CAA de MARSEILLE, 1ère chambre, 03/02/2022, 19MA02347, Inédit au recueil Lebon

Texte intégral

RÉPUBLIQUE FRANCAISE
AU NOM DU PEUPLE FRANCAIS

Vu la procédure suivante :

Procédure contentieuse antérieure :

M. A... B... a demandé au tribunal administratif de Marseille d'annuler l'arrêté du 12 avril 2016 par lequel le maire de la Bouilladisse a ordonné l'interruption immédiate des travaux réalisés en infraction sur l'unité foncière cadastrée section AY n° 44 à n° 49 située chemin des Playes à la Bouilladisse et la décision implicite de rejet de son recours gracieux formé le 12 juin 2016 contre cet arrêté.

Par un jugement n° 1608134 du 18 mars 2019, le tribunal administratif de Marseille a rejeté sa requête.


Procédure devant la Cour :

Par une requête enregistrée le 22 mai 2019, M. B..., représenté par Me Loiseau, demande à la Cour :

1°) d'annuler le jugement du tribunal administratif de Marseille du 18 mars 2019 ;

2°) d'annuler l'arrêté du 12 avril 2016 par lequel le maire de la Bouilladisse a ordonné l'interruption immédiate des travaux réalisés en infraction sur l'unité foncière cadastrée section AY n° 44 à n° 49 située chemin des Playes à la Bouilladisse et la décision implicite de rejet de son recours gracieux formé le 12 juin 2016 contre cet arrêté ;

3°) de mettre à la charge de la défenderesse le versement d'une somme de 2 400 euros sur le fondement de l'article L. 761-1 du code de justice administrative.

Il soutient que :
- l'arrêté attaqué est entaché de vice de procédure dès lors qu'il n'est pas établi que les agents ayant constaté les prétendues infractions étaient régulièrement commissionnés ;
- son édiction n'a pas été précédée d'une procédure contradictoire appropriée dès lors qu'il n'existait aucune urgence à mener une procédure contradictoire en soixante-douze heures et qu'il avait sollicité un rendez-vous qui n'a pas été accordé ; le tribunal a dénaturé les faits du courrier envoyé à l'administration ;
- le tribunal ne tire pas les conséquences des erreurs de fait qu'il relève concernant les mentions portées sur l'affichage et les conditions d'accès au projet ;
- le jugement est entaché d'une erreur de droit dès lors que les travaux de décaissement réalisés, qui s'apparentent au demeurant à des travaux d'exhaussement, ne nécessitent ni permis, ni déclaration préalable en étant inférieurs à 1,5 mètre ;
- le jugement est entaché d'une erreur de droit dès lors que les piliers en litige, improprement qualifiés de pilotis, vont être liés au mur ;
- l'arrêté attaqué se fonde sur un procès-verbal de constat d'infraction du 24 février 2016 qui comporte une erreur quant au nom figurant sur le panneau d'affichage du permis de construire et qui est entaché d'erreur de fait et d'erreur manifeste d'appréciation eu égard aux infractions retenues.

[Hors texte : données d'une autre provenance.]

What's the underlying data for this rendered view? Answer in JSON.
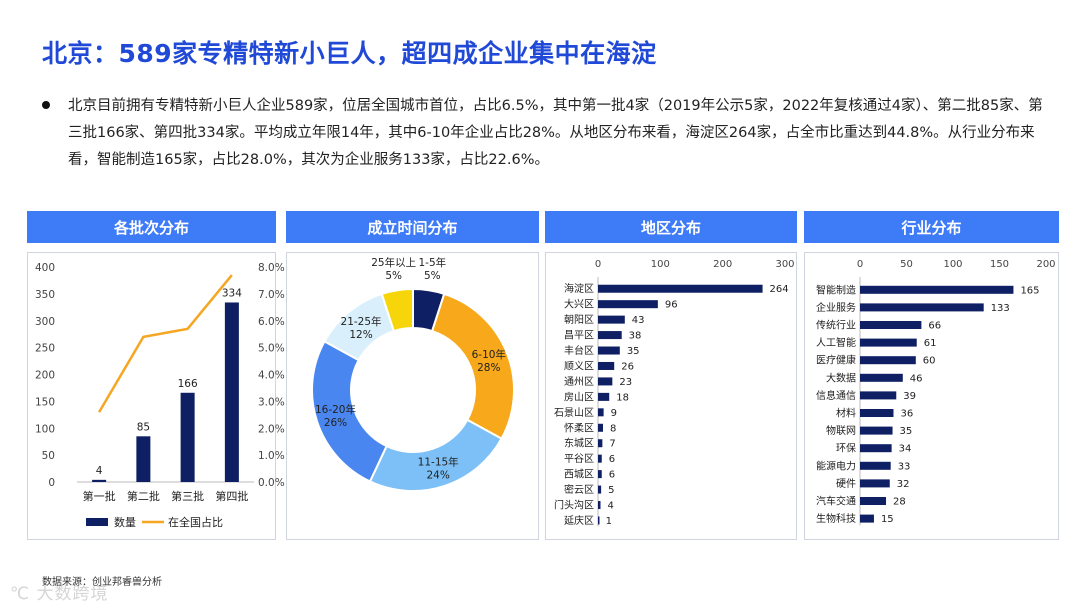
{
  "title": "北京：589家专精特新小巨人，超四成企业集中在海淀",
  "bullet": "北京目前拥有专精特新小巨人企业589家，位居全国城市首位，占比6.5%，其中第一批4家（2019年公示5家，2022年复核通过4家）、第二批85家、第三批166家、第四批334家。平均成立年限14年，其中6-10年企业占比28%。从地区分布来看，海淀区264家，占全市比重达到44.8%。从行业分布来看，智能制造165家，占比28.0%，其次为企业服务133家，占比22.6%。",
  "panels": {
    "batch": "各批次分布",
    "age": "成立时间分布",
    "region": "地区分布",
    "industry": "行业分布"
  },
  "source": "数据来源：创业邦睿兽分析",
  "watermark": "大数跨境",
  "colors": {
    "title": "#1f49d6",
    "header": "#3e7bf7",
    "navy": "#0e1f63",
    "line": "#f5a623"
  },
  "chart_data": [
    {
      "type": "bar",
      "categories": [
        "第一批",
        "第二批",
        "第三批",
        "第四批"
      ],
      "series": [
        {
          "name": "数量",
          "values": [
            4,
            85,
            166,
            334
          ]
        },
        {
          "name": "在全国占比",
          "type": "line",
          "values": [
            0.026,
            0.054,
            0.057,
            0.077
          ]
        }
      ],
      "ylim": [
        0,
        400
      ],
      "yticks": [
        "0",
        "50",
        "100",
        "150",
        "200",
        "250",
        "300",
        "350",
        "400"
      ],
      "y2lim": [
        0,
        0.08
      ],
      "y2ticks": [
        "0.0%",
        "1.0%",
        "2.0%",
        "3.0%",
        "4.0%",
        "5.0%",
        "6.0%",
        "7.0%",
        "8.0%"
      ],
      "legend": "bottom"
    },
    {
      "type": "pie",
      "donut": true,
      "slices": [
        {
          "label": "1-5年",
          "pct": "5%",
          "value": 5,
          "color": "#0e1f63"
        },
        {
          "label": "6-10年",
          "pct": "28%",
          "value": 28,
          "color": "#f7a81b"
        },
        {
          "label": "11-15年",
          "pct": "24%",
          "value": 24,
          "color": "#7cc0f7"
        },
        {
          "label": "16-20年",
          "pct": "26%",
          "value": 26,
          "color": "#4a86f0"
        },
        {
          "label": "21-25年",
          "pct": "12%",
          "value": 12,
          "color": "#d9f0fc"
        },
        {
          "label": "25年以上",
          "pct": "5%",
          "value": 5,
          "color": "#f6d60a"
        }
      ]
    },
    {
      "type": "bar",
      "orientation": "horizontal",
      "categories": [
        "海淀区",
        "大兴区",
        "朝阳区",
        "昌平区",
        "丰台区",
        "顺义区",
        "通州区",
        "房山区",
        "石景山区",
        "怀柔区",
        "东城区",
        "平谷区",
        "西城区",
        "密云区",
        "门头沟区",
        "延庆区"
      ],
      "values": [
        264,
        96,
        43,
        38,
        35,
        26,
        23,
        18,
        9,
        8,
        7,
        6,
        6,
        5,
        4,
        1
      ],
      "xlim": [
        0,
        300
      ],
      "xticks": [
        "0",
        "100",
        "200",
        "300"
      ]
    },
    {
      "type": "bar",
      "orientation": "horizontal",
      "categories": [
        "智能制造",
        "企业服务",
        "传统行业",
        "人工智能",
        "医疗健康",
        "大数据",
        "信息通信",
        "材料",
        "物联网",
        "环保",
        "能源电力",
        "硬件",
        "汽车交通",
        "生物科技"
      ],
      "values": [
        165,
        133,
        66,
        61,
        60,
        46,
        39,
        36,
        35,
        34,
        33,
        32,
        28,
        15
      ],
      "xlim": [
        0,
        200
      ],
      "xticks": [
        "0",
        "50",
        "100",
        "150",
        "200"
      ]
    }
  ]
}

Par un mémoire en défense, enregistré le 30 septembre 2021, la ministre de la cohésion des territoires et des relations avec les collectivités territoriales conclut au rejet de la requête.

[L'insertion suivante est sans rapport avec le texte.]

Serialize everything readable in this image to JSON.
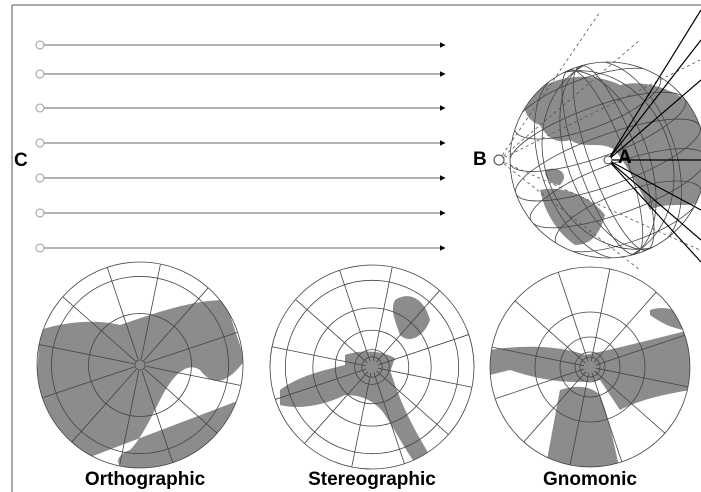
{
  "labels": {
    "c": "C",
    "b": "B",
    "a": "A"
  },
  "projections": [
    {
      "label": "Orthographic"
    },
    {
      "label": "Stereographic"
    },
    {
      "label": "Gnomonic"
    }
  ]
}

Elle fait valoir que les moyens soulevés ne sont pas fondés.



Vu les autres pièces du dossier.


Vu :
- le code des relations entre le public et l'administration ;
- le code de l'urbanisme ;
- le code de justice administrative.



Les parties ont été régulièrement averties du jour de l'audience.

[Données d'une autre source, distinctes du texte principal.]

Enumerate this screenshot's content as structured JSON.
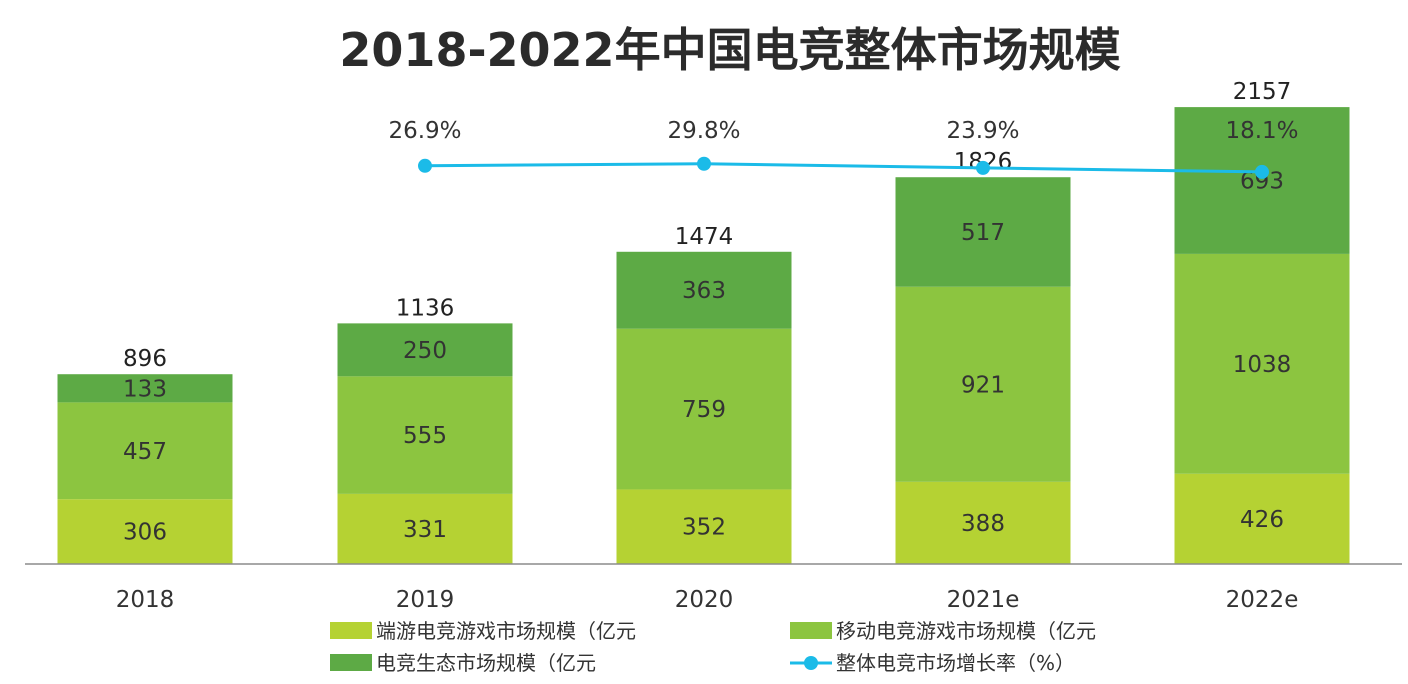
{
  "chart_data": {
    "type": "bar",
    "stacked": true,
    "title": "2018-2022年中国电竞整体市场规模",
    "categories": [
      "2018",
      "2019",
      "2020",
      "2021e",
      "2022e"
    ],
    "series": [
      {
        "name": "端游电竞游戏市场规模（亿元",
        "values": [
          306,
          331,
          352,
          388,
          426
        ],
        "color": "#b5d233"
      },
      {
        "name": "移动电竞游戏市场规模（亿元",
        "values": [
          457,
          555,
          759,
          921,
          1038
        ],
        "color": "#8cc540"
      },
      {
        "name": "电竞生态市场规模（亿元",
        "values": [
          133,
          250,
          363,
          517,
          693
        ],
        "color": "#5daa45"
      }
    ],
    "totals": [
      896,
      1136,
      1474,
      1826,
      2157
    ],
    "line_series": {
      "name": "整体电竞市场增长率（%）",
      "color": "#1bbbe8",
      "values": [
        null,
        26.9,
        29.8,
        23.9,
        18.1
      ],
      "labels": [
        "",
        "26.9%",
        "29.8%",
        "23.9%",
        "18.1%"
      ]
    },
    "ylim": [
      0,
      2200
    ],
    "xlabel": "",
    "ylabel": "",
    "grid": false,
    "legend_position": "bottom"
  }
}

Ont été entendus au cours de l'audience publique :
- le rapport de M. Quenette,
- les conclusions de Mme Gougot, rapporteure publique,
- et les observations de Me Loiseau représentant M. B....





Considérant ce qui suit :


1. Par arrêté du 3 juillet 2013, le maire de la Bouilladisse a délivré à M. B... un permis de construire une maison individuelle d'une surface de plancher de 163 m² sur les parcelles de terrain cadastrées section AY n° 44 à n° 49 situées chemin des Playes sur le territoire de la commune de la Bouilladisse. Le 18 janvier 2016, des agents municipaux ont constaté l'accomplissement de travaux non conformes au permis de construire délivré et un procès-verbal de constat d'infraction au code de l'urbanisme a été dressé le 24 février 2016. Par courrier du 1er avril 2016, le maire de la Bouilladisse a informé le requérant de l'existence dudit procès-verbal, de son intention d'édicter un arrêté interruptif de travaux à son encontre et l'a invité à présenter ses observations. Par arrêté du 12 avril 2016, le maire de la Bouilladisse, agissant au nom de l'Etat, l'a mis en demeure d'interrompre immédiatement les travaux. Par courrier du 12 juin 2016, l'intéressé a formé un recours gracieux contre cet arrêté. Le silence gardé par la commune a fait naitre une décision implicite de rejet de ce recours. M. B... demande à la Cour d'annuler le jugement n° 1608134 du 18 mars 2019 par lequel le tribunal administratif de Marseille a rejeté sa demande d'annuler l'arrêté d'interruption immédiate des travaux réalisés ensemble la décision implicite de rejet de son recours gracieux.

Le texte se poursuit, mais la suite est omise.